Yang Ying, Wen Lifen, Li Li
Shaanxi Institute of Teacher Development, Xi'an, China.
School of Teacher Development, Shaanxi Normal University, Xi'an, China.
Front Med (Lausanne). 2025 Jun 26;12:1591793. doi: 10.3389/fmed.2025.1591793. eCollection 2025.
The integration of Explainable Artificial Intelligence (XAI) into time series prediction plays a pivotal role in advancing economic mental health analysis, ensuring both transparency and interpretability in predictive models. Traditional deep learning approaches, while highly accurate, often operate as black boxes, making them less suitable for high-stakes domains such as mental health forecasting, where explainability is critical for trust and decision-making. Existing explainability methods provide only partial insights, limiting their practical application in sensitive domains like mental health analytics.

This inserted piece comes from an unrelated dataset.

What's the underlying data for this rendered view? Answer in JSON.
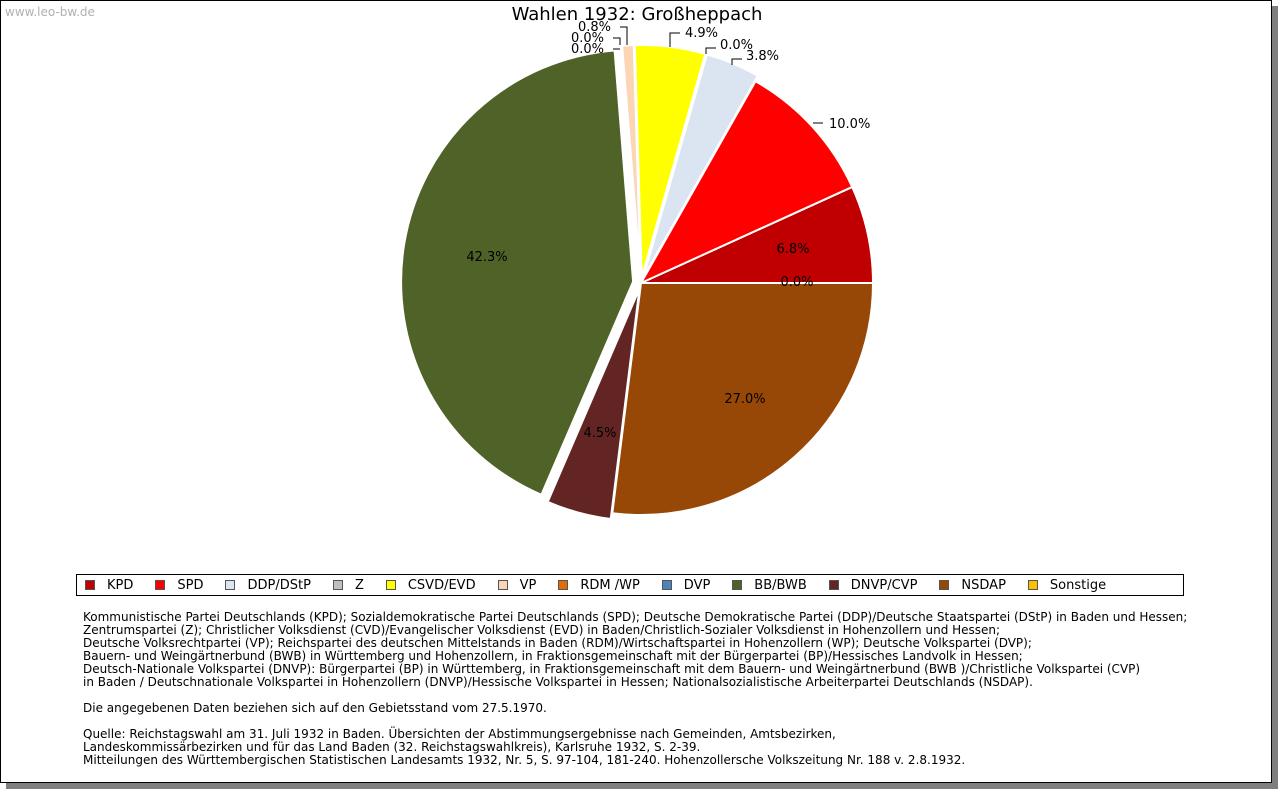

To address these challenges, we propose a novel framework that integrates explainability directly within the time series prediction process, combining both intrinsic and post-hoc interpretability techniques. Our approach systematically incorporates feature attribution, causal reasoning, and human-centric explanation generation using an interpretable model architecture.
Experimental results demonstrate that our method maintains competitive accuracy while significantly improving interpretability. The proposed framework supports more informed decision-making for policymakers and mental health professionals.
This framework ensures that AI-driven mental health screening tools remain not only highly accurate but also trustworthy, interpretable, and aligned with domain-specific knowledge, ultimately bridging the gap between predictive performance and human understanding.
将可解释人工智能(XAI)集成到时间序列预测中,对于推进经济心理健康分析起着关键作用,可确保预测模型的透明度和可解释性。传统的深度学习方法虽然准确率很高,但往往像黑匣子一样运作,不太适用于心理健康预测等高风险领域,在这些领域中,可解释性对于信任和决策至关重要。现有的可解释性方法只能提供部分见解,限制了它们在心理健康分析等敏感领域的实际应用。
为应对这些挑战,我们提出了一个新颖的框架,该框架将可解释性直接集成到时间序列预测过程中,结合了内在和事后可解释性技术。我们的方法使用可解释的模型架构,系统地纳入了特征归因、因果推理和以人类为中心的解释生成。
实验结果表明,我们的方法在保持竞争力的准确率的同时,显著提高了可解释性。所提出的框架为政策制定者和心理健康专业人员支持更明智的决策。
该框架确保人工智能驱动的心理健康筛查工具不仅保持高度准确,而且值得信赖、可解释,并与特定领域知识保持一致,最终弥合预测性能与人类理解之间的差距。